そして、その策を実行する。出されている料理のきのこっぽいものに、手をかける。いちかばちかだ。




まだその中に、生命が残っていることにすべてをかけて、マゴナを飲む。口に含みながら、きのこらしきものに、電流を流しこむ。




しかし、反応がなく、どんどんと気分が悪くなっていく。駄目かと思われたその時、きのこが反応し、増殖する。




そうすると、少し電流が消費されたことにより、口に含まれているマゴナのマナが消費される。多すぎるなら、使ってしまえばいいのだ、そう逆転の発想である。




その後もきのこらしきものに電流を流し続け、増殖させていく。




しかし、気分不振は思ったよりも進行がはやい。口にマゴナを含んだまま、立ち上がり客人たちにきのこ(仮定)を振舞っていく。
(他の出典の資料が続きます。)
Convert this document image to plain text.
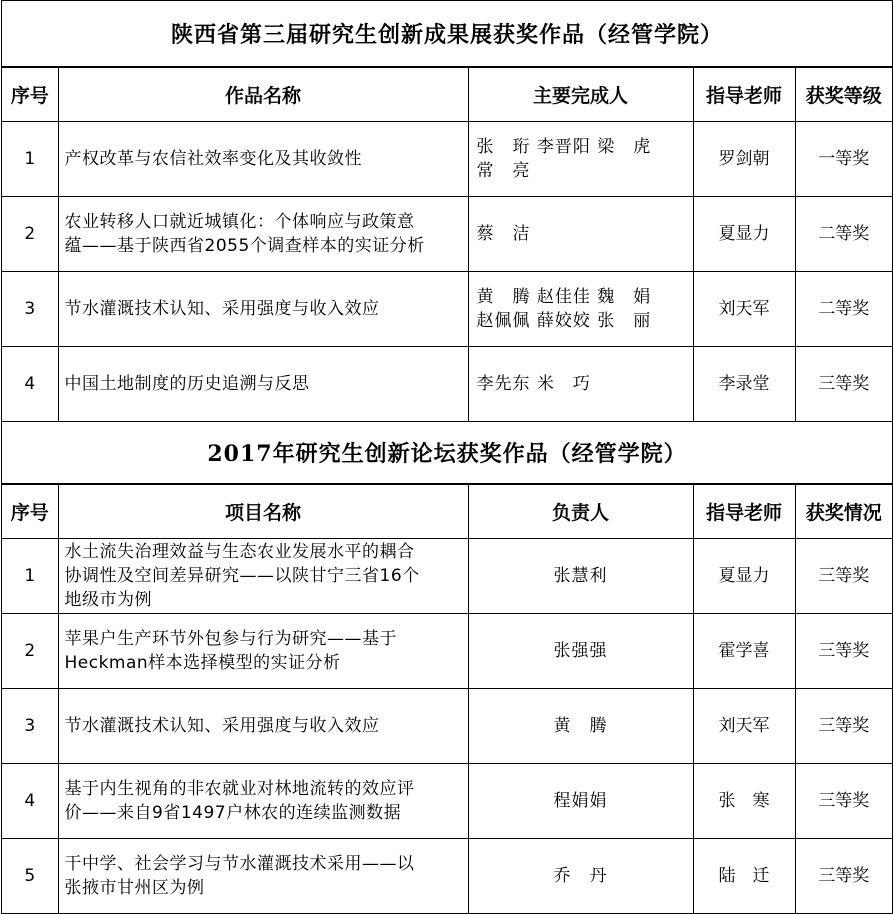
陕西省第三届研究生创新成果展获奖作品（经管学院）
序号	作品名称	主要完成人	指导老师	获奖等级
1	产权改革与农信社效率变化及其收敛性	张　珩 李晋阳 梁　虎
常　亮	罗剑朝	一等奖
2	农业转移人口就近城镇化：个体响应与政策意
蕴——基于陕西省2055个调查样本的实证分析	蔡　洁	夏显力	二等奖
3	节水灌溉技术认知、采用强度与收入效应	黄　腾 赵佳佳 魏　娟
赵佩佩 薛姣姣 张　丽	刘天军	二等奖
4	中国土地制度的历史追溯与反思	李先东 米　巧	李录堂	三等奖
2017年研究生创新论坛获奖作品（经管学院）
序号	项目名称	负责人	指导老师	获奖情况
1	水土流失治理效益与生态农业发展水平的耦合
协调性及空间差异研究——以陕甘宁三省16个
地级市为例	张慧利	夏显力	三等奖
2	苹果户生产环节外包参与行为研究——基于
Heckman样本选择模型的实证分析	张强强	霍学喜	三等奖
3	节水灌溉技术认知、采用强度与收入效应	黄　腾	刘天军	三等奖
4	基于内生视角的非农就业对林地流转的效应评
价——来自9省1497户林农的连续监测数据	程娟娟	张　寒	三等奖
5	干中学、社会学习与节水灌溉技术采用——以
张掖市甘州区为例	乔　丹	陆　迁	三等奖
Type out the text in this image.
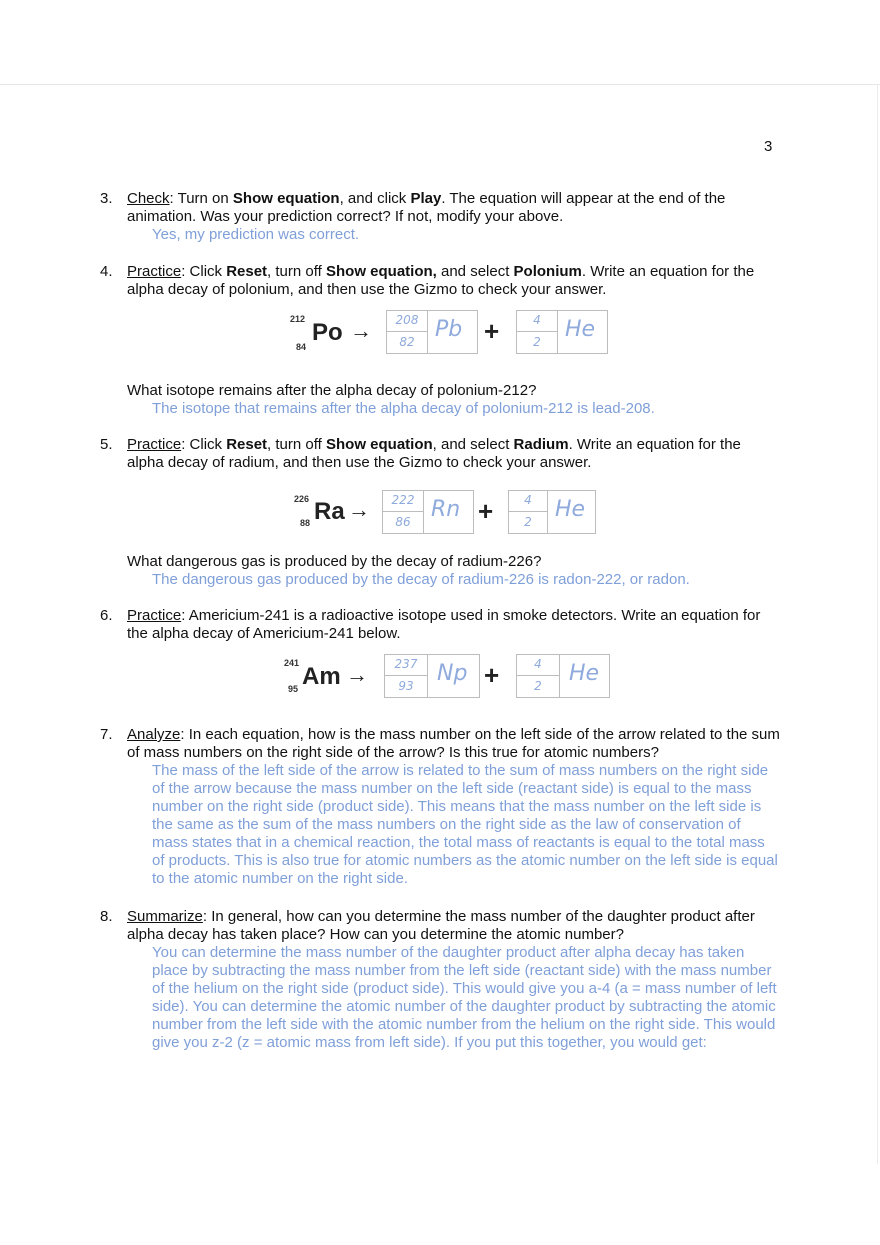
3
3. Check: Turn on Show equation, and click Play. The equation will appear at the end of the animation. Was your prediction correct? If not, modify your above.
Yes, my prediction was correct.
4. Practice: Click Reset, turn off Show equation, and select Polonium. Write an equation for the alpha decay of polonium, and then use the Gizmo to check your answer.
212
84
Po →	208
82 Pb +	4
2	He
What isotope remains after the alpha decay of polonium-212?
The isotope that remains after the alpha decay of polonium-212 is lead-208.
5. Practice: Click Reset, turn off Show equation, and select Radium. Write an equation for the alpha decay of radium, and then use the Gizmo to check your answer.
226
88 Ra →	222
86 Rn +	4
2	He
What dangerous gas is produced by the decay of radium-226?
The dangerous gas produced by the decay of radium-226 is radon-222, or radon.
6. Practice: Americium-241 is a radioactive isotope used in smoke detectors. Write an equation for the alpha decay of Americium-241 below.
241
95 Am →	237
93	Np +	4
2	He
7. Analyze: In each equation, how is the mass number on the left side of the arrow related to the sum of mass numbers on the right side of the arrow? Is this true for atomic numbers?
The mass of the left side of the arrow is related to the sum of mass numbers on the right side of the arrow because the mass number on the left side (reactant side) is equal to the mass number on the right side (product side). This means that the mass number on the left side is the same as the sum of the mass numbers on the right side as the law of conservation of mass states that in a chemical reaction, the total mass of reactants is equal to the total mass of products. This is also true for atomic numbers as the atomic number on the left side is equal to the atomic number on the right side.
8. Summarize: In general, how can you determine the mass number of the daughter product after alpha decay has taken place? How can you determine the atomic number?
You can determine the mass number of the daughter product after alpha decay has taken place by subtracting the mass number from the left side (reactant side) with the mass number of the helium on the right side (product side). This would give you a-4 (a = mass number of left side). You can determine the atomic number of the daughter product by subtracting the atomic number from the left side with the atomic number from the helium on the right side. This would give you z-2 (z = atomic mass from left side). If you put this together, you would get:
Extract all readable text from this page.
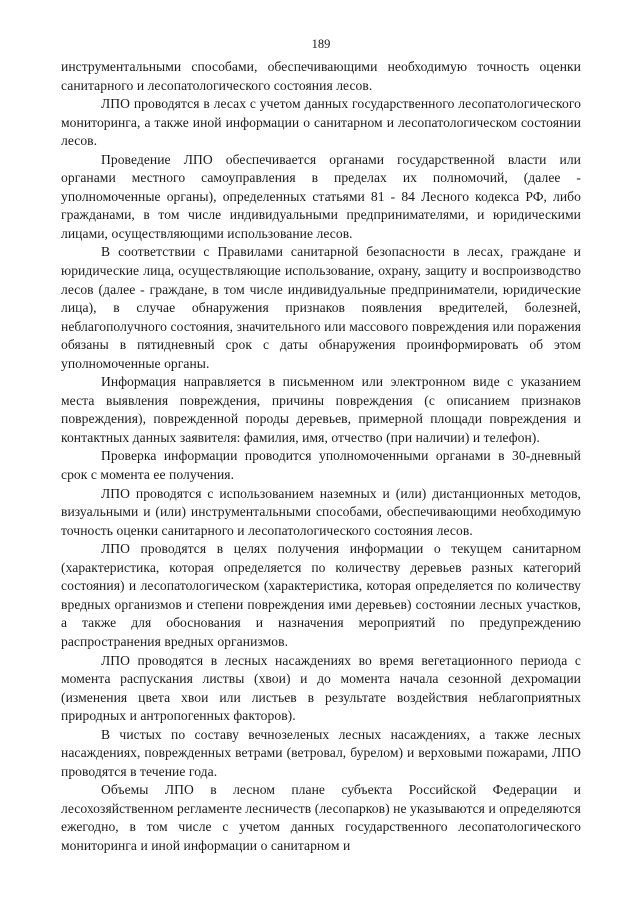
189

инструментальными способами, обеспечивающими необходимую точность оценки санитарного и лесопатологического состояния лесов.

ЛПО проводятся в лесах с учетом данных государственного лесопатологического мониторинга, а также иной информации о санитарном и лесопатологическом состоянии лесов.

Проведение ЛПО обеспечивается органами государственной власти или органами местного самоуправления в пределах их полномочий, (далее - уполномоченные органы), определенных статьями 81 - 84 Лесного кодекса РФ, либо гражданами, в том числе индивидуальными предпринимателями, и юридическими лицами, осуществляющими использование лесов.

В соответствии с Правилами санитарной безопасности в лесах, граждане и юридические лица, осуществляющие использование, охрану, защиту и воспроизводство лесов (далее - граждане, в том числе индивидуальные предприниматели, юридические лица), в случае обнаружения признаков появления вредителей, болезней, неблагополучного состояния, значительного или массового повреждения или поражения обязаны в пятидневный срок с даты обнаружения проинформировать об этом уполномоченные органы.

Информация направляется в письменном или электронном виде с указанием места выявления повреждения, причины повреждения (с описанием признаков повреждения), поврежденной породы деревьев, примерной площади повреждения и контактных данных заявителя: фамилия, имя, отчество (при наличии) и телефон).

Проверка информации проводится уполномоченными органами в 30-дневный срок с момента ее получения.

ЛПО проводятся с использованием наземных и (или) дистанционных методов, визуальными и (или) инструментальными способами, обеспечивающими необходимую точность оценки санитарного и лесопатологического состояния лесов.

ЛПО проводятся в целях получения информации о текущем санитарном (характеристика, которая определяется по количеству деревьев разных категорий состояния) и лесопатологическом (характеристика, которая определяется по количеству вредных организмов и степени повреждения ими деревьев) состоянии лесных участков, а также для обоснования и назначения мероприятий по предупреждению распространения вредных организмов.

ЛПО проводятся в лесных насаждениях во время вегетационного периода с момента распускания листвы (хвои) и до момента начала сезонной дехромации (изменения цвета хвои или листьев в результате воздействия неблагоприятных природных и антропогенных факторов).

В чистых по составу вечнозеленых лесных насаждениях, а также лесных насаждениях, поврежденных ветрами (ветровал, бурелом) и верховыми пожарами, ЛПО проводятся в течение года.

Объемы ЛПО в лесном плане субъекта Российской Федерации и лесохозяйственном регламенте лесничеств (лесопарков) не указываются и определяются ежегодно, в том числе с учетом данных государственного лесопатологического мониторинга и иной информации о санитарном и
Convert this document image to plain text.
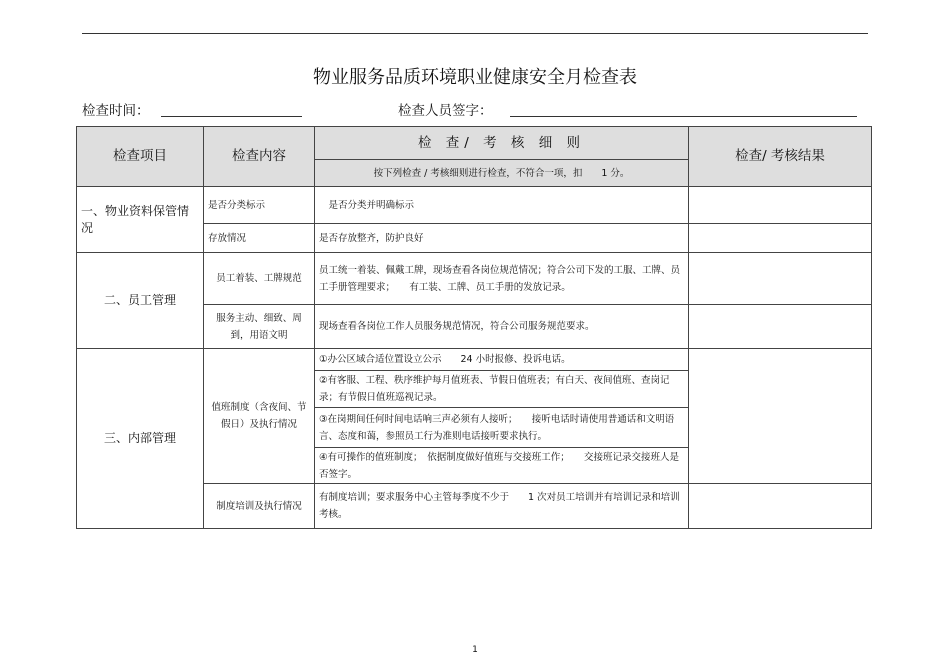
物业服务品质环境职业健康安全月检查表
检查时间：	检查人员签字：
检查项目	检查内容	检 查/ 考 核 细 则	检查/ 考核结果
		按下列检查 / 考核细则进行检查，不符合一项，扣　　1 分。	
一、物业资料保管情况	是否分类标示	　是否分类并明确标示	
	存放情况	是否存放整齐，防护良好	
二、员工管理	员工着装、工牌规范	员工统一着装、佩戴工牌，现场查看各岗位规范情况；符合公司下发的工服、工牌、员工手册管理要求；　　有工装、工牌、员工手册的发放记录。	
	服务主动、细致、周到，用语文明	现场查看各岗位工作人员服务规范情况，符合公司服务规范要求。	
三、内部管理	值班制度（含夜间、节假日）及执行情况	①办公区域合适位置设立公示　　24 小时报修、投诉电话。	
		②有客服、工程、秩序维护每月值班表、节假日值班表；有白天、夜间值班、查岗记录；有节假日值班巡视记录。	
		③在岗期间任何时间电话响三声必须有人接听；　　接听电话时请使用普通话和文明语言、态度和蔼，参照员工行为准则电话接听要求执行。	
		④有可操作的值班制度；　依据制度做好值班与交接班工作；　　交接班记录交接班人是否签字。	
	制度培训及执行情况	有制度培训；要求服务中心主管每季度不少于　　1 次对员工培训并有培训记录和培训考核。	
1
そして、外で出て見物している、村人たちにも振舞う。きのこが安価になったのは、近世以降であり中世では栽培方法の面で大量生産ができず、高価なものであった。




そのきのこ(仮定)が神の使いらしきものから、送られるのだ。村のボルテージは最高潮に達する。




僕の残った意識をフル動員し村の真ん中に陣取り、きのこを大量増殖させる。今、僕はきのこの神だ!!茸神をこの時だけは自負する。




(村人よ!!茸神からの選別だ!!)




と言わんばかりに増殖させる!!キノバベルの塔が完成しようかと言うほど増殖する。




 そして、だんだんと口のマゴナのマナが消費されていくのを実感する。それが気分不良に繋がらないまでに、薄まったことを確認し、ゴクリと飲み込む。




ここに、マゴナとの壮絶な戦いが終わる。村人たちが、きのこの神様の雄姿を称え、声援を送っているようだったのをこの時の僕は感じるのであった。




「さぁ、茸神終了。」




と割り切り宴会の席へと悠々と戻るのであった。